Every day, Monday through Friday, I drill him on the conjugation of BE in the present tense, and we do the days of the week (still not under his belt), the months (non plus) and the seasons (still has trouble with spring). We do the numbers from one to one hundred. We do family members. Then we read a rudimentary text and practice grammar exercises. He dutifully writes down new vocabulary (at least a hundred words a day) and promptly forgets the vocabulary. I know how that is too. Whenever I'm with the uncles who know the name of every plant and tree in the wilderness, I'm exposed to the various names of things. It's so cool to be walking along and have uncle Tom say something like, "Hey, wild onions," and then he'll kneel down a pop out some onions from the ground. You and I would have looked and thought it was just one of a bazillion weeds littering the landscape.
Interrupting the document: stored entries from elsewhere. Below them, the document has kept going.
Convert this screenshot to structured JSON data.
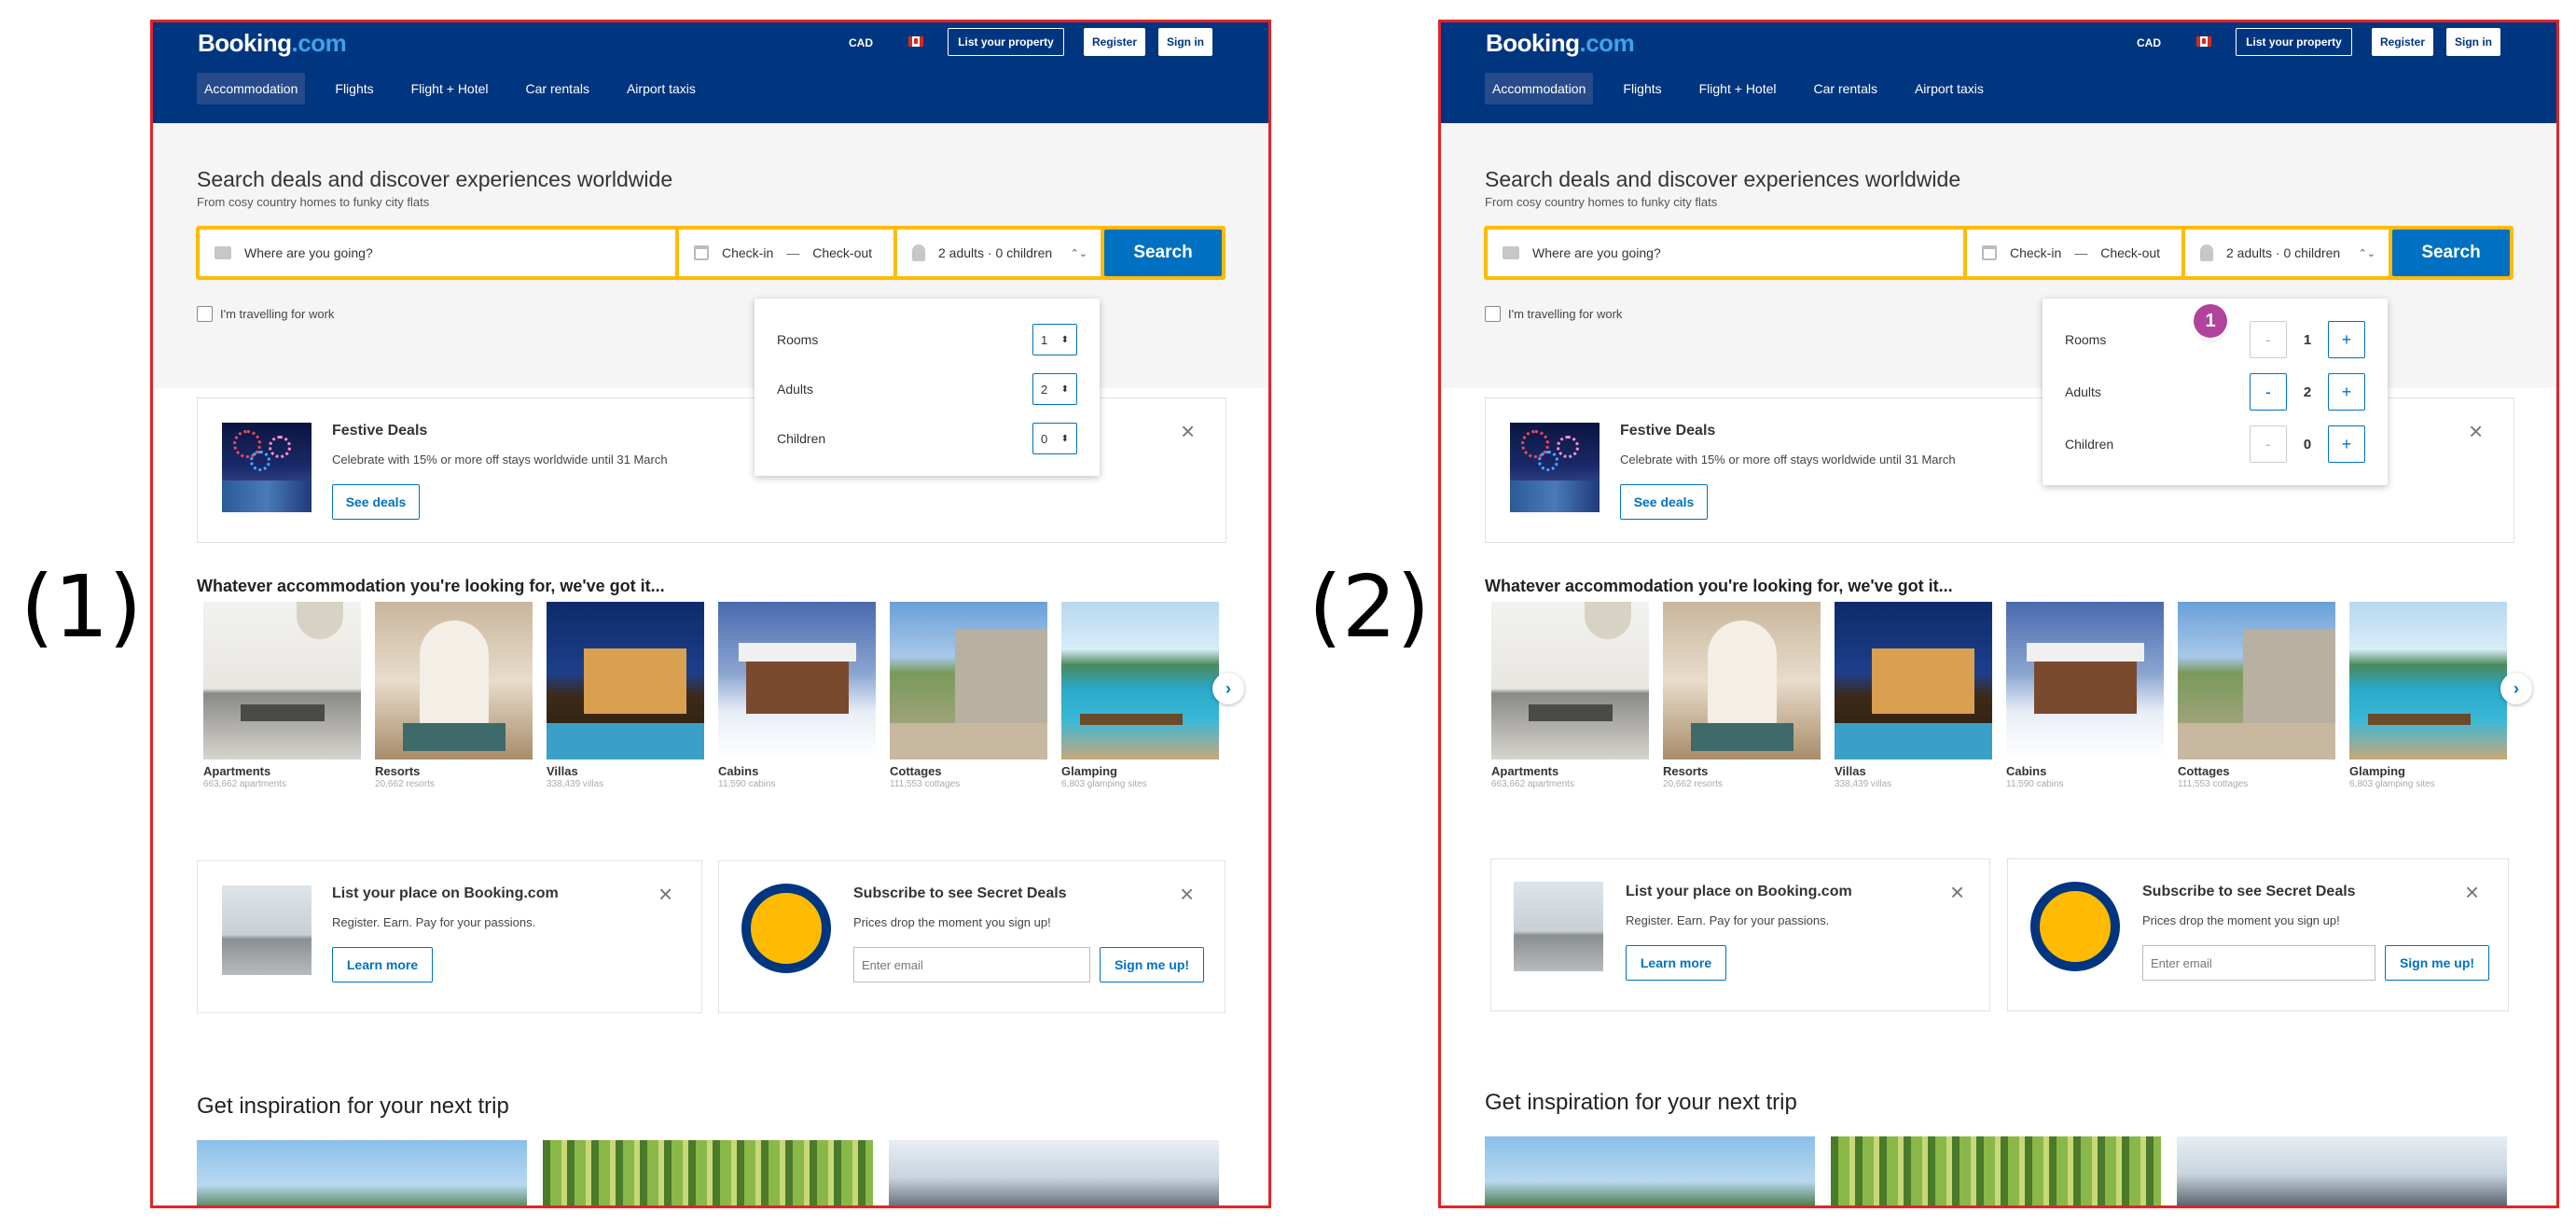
{
  "labels": {
    "panel1": "(1)",
    "panel2": "(2)"
  },
  "header": {
    "logo_main": "Booking",
    "logo_suffix": ".com",
    "currency": "CAD",
    "list_property": "List your property",
    "register": "Register",
    "sign_in": "Sign in"
  },
  "nav": {
    "items": [
      "Accommodation",
      "Flights",
      "Flight + Hotel",
      "Car rentals",
      "Airport taxis"
    ]
  },
  "hero": {
    "title": "Search deals and discover experiences worldwide",
    "subtitle": "From cosy country homes to funky city flats"
  },
  "search": {
    "destination_placeholder": "Where are you going?",
    "checkin": "Check-in",
    "dash": "—",
    "checkout": "Check-out",
    "guests": "2 adults · 0 children",
    "guests_chevron": "⌃⌄",
    "button": "Search",
    "work_label": "I'm travelling for work"
  },
  "guest_dropdown": {
    "rows": [
      {
        "label": "Rooms",
        "value": "1"
      },
      {
        "label": "Adults",
        "value": "2"
      },
      {
        "label": "Children",
        "value": "0"
      }
    ],
    "minus": "-",
    "plus": "+",
    "select_arrow": "⬍",
    "badge": "1"
  },
  "festive": {
    "title": "Festive Deals",
    "text": "Celebrate with 15% or more off stays worldwide until 31 March",
    "button": "See deals",
    "close": "×"
  },
  "accommodation": {
    "title": "Whatever accommodation you're looking for, we've got it...",
    "types": [
      {
        "name": "Apartments",
        "count": "663,662 apartments"
      },
      {
        "name": "Resorts",
        "count": "20,662 resorts"
      },
      {
        "name": "Villas",
        "count": "338,439 villas"
      },
      {
        "name": "Cabins",
        "count": "11,590 cabins"
      },
      {
        "name": "Cottages",
        "count": "111,553 cottages"
      },
      {
        "name": "Glamping",
        "count": "6,803 glamping sites"
      }
    ],
    "next": "›"
  },
  "list_place": {
    "title": "List your place on Booking.com",
    "text": "Register. Earn. Pay for your passions.",
    "button": "Learn more",
    "close": "×"
  },
  "secret_deals": {
    "title": "Subscribe to see Secret Deals",
    "text": "Prices drop the moment you sign up!",
    "email_placeholder": "Enter email",
    "button": "Sign me up!",
    "close": "×"
  },
  "inspiration": {
    "title": "Get inspiration for your next trip"
  },
  "colors": {
    "brand": "#003580",
    "accent": "#0071c2",
    "search_border": "#febb02",
    "frame": "#e52228",
    "badge": "#b0449c"
  }
}
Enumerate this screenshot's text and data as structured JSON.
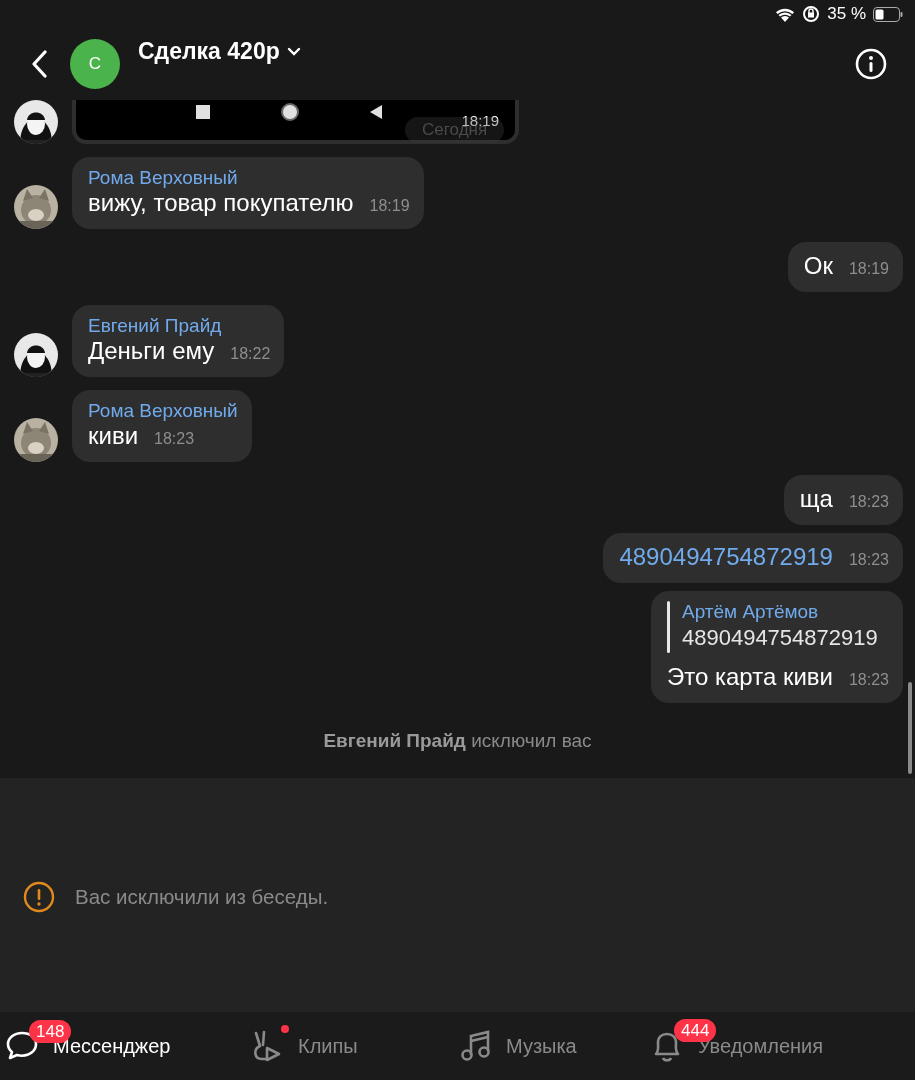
{
  "status_bar": {
    "battery": "35 %"
  },
  "header": {
    "avatar_letter": "С",
    "title": "Сделка 420р"
  },
  "date_pill": "Сегодня",
  "messages": [
    {
      "time": "18:19"
    },
    {
      "kind": "incoming",
      "author": "Рома Верховный",
      "text": "вижу, товар покупателю",
      "time": "18:19"
    },
    {
      "kind": "outgoing",
      "text": "Ок",
      "time": "18:19"
    },
    {
      "kind": "incoming",
      "author": "Евгений Прайд",
      "text": "Деньги ему",
      "time": "18:22"
    },
    {
      "kind": "incoming",
      "author": "Рома Верховный",
      "text": "киви",
      "time": "18:23"
    },
    {
      "kind": "outgoing",
      "text": "ща",
      "time": "18:23"
    },
    {
      "kind": "outgoing",
      "text": "4890494754872919",
      "time": "18:23",
      "link": true
    },
    {
      "kind": "outgoing",
      "reply": {
        "author": "Артём Артёмов",
        "text": "4890494754872919"
      },
      "text": "Это карта киви",
      "time": "18:23"
    },
    {
      "kind": "system",
      "text": "**Евгений Прайд** исключил вас"
    }
  ],
  "notice": "Вас исключили из беседы.",
  "nav": [
    {
      "kind": "chat",
      "label": "Мессенджер",
      "selected": true,
      "badge": "148"
    },
    {
      "kind": "clips",
      "label": "Клипы",
      "selected": false,
      "dot": true
    },
    {
      "kind": "music",
      "label": "Музыка",
      "selected": false
    },
    {
      "kind": "bell",
      "label": "Уведомления",
      "selected": false,
      "badge": "444"
    }
  ]
}
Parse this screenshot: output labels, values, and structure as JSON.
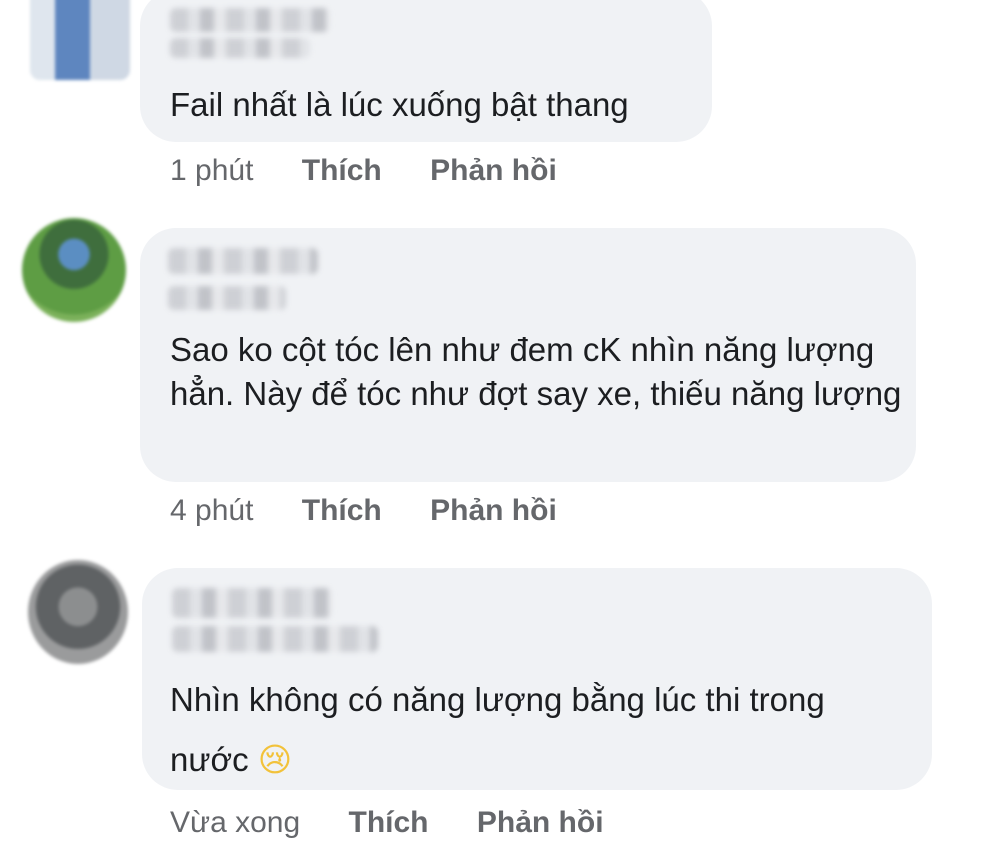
{
  "comments": [
    {
      "text": "Fail nhất là lúc xuống bật thang",
      "time": "1 phút",
      "like": "Thích",
      "reply": "Phản hồi"
    },
    {
      "text": "Sao ko cột tóc lên như đem cK nhìn năng lượng hẳn. Này để tóc như đợt say xe, thiếu năng lượng",
      "time": "4 phút",
      "like": "Thích",
      "reply": "Phản hồi"
    },
    {
      "text": "Nhìn không có năng lượng bằng lúc thi trong nước",
      "emoji": "😢",
      "time": "Vừa xong",
      "like": "Thích",
      "reply": "Phản hồi"
    }
  ]
}
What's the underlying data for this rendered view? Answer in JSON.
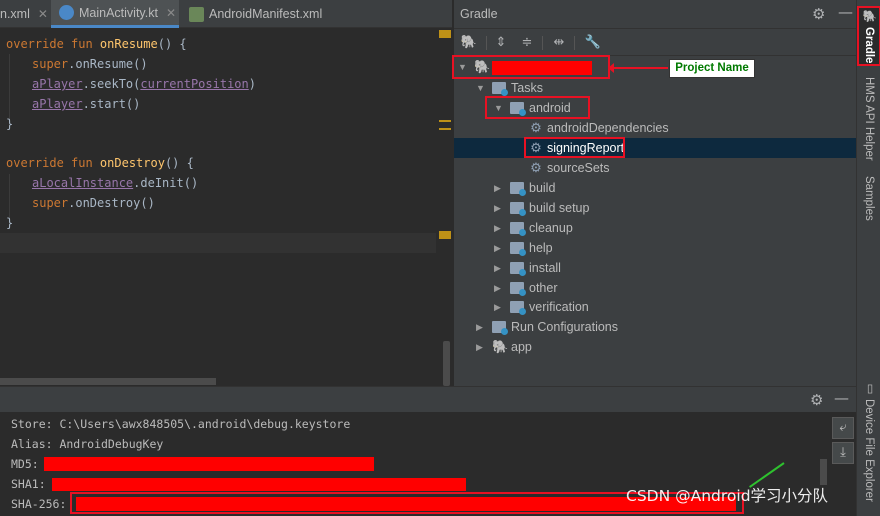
{
  "editor_tabs": [
    {
      "label": "n.xml",
      "icon": "xml-file-icon"
    },
    {
      "label": "MainActivity.kt",
      "icon": "kotlin-file-icon"
    },
    {
      "label": "AndroidManifest.xml",
      "icon": "manifest-file-icon"
    }
  ],
  "code": {
    "line1_kw": "override fun ",
    "line1_fn": "onResume",
    "line1_rest": "() {",
    "line2_super": "super",
    "line2_rest": ".onResume()",
    "line3_var": "aPlayer",
    "line3_mid": ".seekTo(",
    "line3_arg": "currentPosition",
    "line3_end": ")",
    "line4_var": "aPlayer",
    "line4_rest": ".start()",
    "line5": "}",
    "line7_kw": "override fun ",
    "line7_fn": "onDestroy",
    "line7_rest": "() {",
    "line8_var": "aLocalInstance",
    "line8_rest": ".deInit()",
    "line9_super": "super",
    "line9_rest": ".onDestroy()",
    "line10": "}"
  },
  "gradle": {
    "title": "Gradle",
    "callout": "Project Name",
    "tree": {
      "tasks": "Tasks",
      "android": "android",
      "androidDependencies": "androidDependencies",
      "signingReport": "signingReport",
      "sourceSets": "sourceSets",
      "groups": [
        "build",
        "build setup",
        "cleanup",
        "help",
        "install",
        "other",
        "verification"
      ],
      "run_configurations": "Run Configurations",
      "app": "app"
    }
  },
  "right_stripe": {
    "tabs": [
      "Gradle",
      "HMS API Helper",
      "Samples",
      "Device File Explorer"
    ]
  },
  "console": {
    "store": "Store: C:\\Users\\awx848505\\.android\\debug.keystore",
    "alias": "Alias: AndroidDebugKey",
    "md5": "MD5:",
    "sha1": "SHA1:",
    "sha256": "SHA-256:"
  },
  "watermark": "CSDN @Android学习小分队",
  "colors": {
    "redaction": "#ff0000",
    "annotation_red": "#e81123",
    "callout_green": "#007a00",
    "selection": "#0d293e"
  }
}
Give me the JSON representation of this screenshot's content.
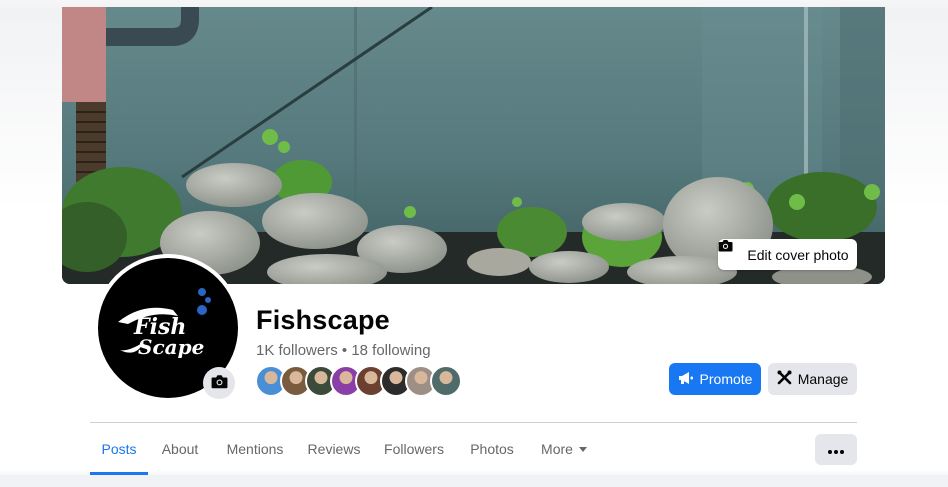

Anyway, despite the mini lessons in nomenclature and how to identify certain plants and trees (jefferson pine vs ponderosa for example) I forget all the information within minutes, useful though I find it. The best way for me to remember something is to repeat it in my mind a bunch of times. I can usually remember a phone number that way when I'm without a pen. As soon as I get to a pen though and write it down, the phone number will magically vanish from my memory. So any good tricks to help with memorization? I'd be much obliged.

10 comments:

Anonymous said...

I think new languages should be taught just like the way a person learns their first language. Baby steps. Imagine trying to get a 2 year old to conjugate verbs? You didn't learn your native tongue over night and it takes time to teach someone a new language. I suppose, or maybe I'm full of bovine feces. ed

Mel said...

I don't know that I've got any tricks. My memory is often tenuous, but it holds onto certain things better than others. For instance, I do well with languages and remembering numbers and dates, as well as some cases I treated years ago, but I suck at remembering faces unless I've learned the name before I've met the face. I also don't recall names unless I've learned them without a face attached.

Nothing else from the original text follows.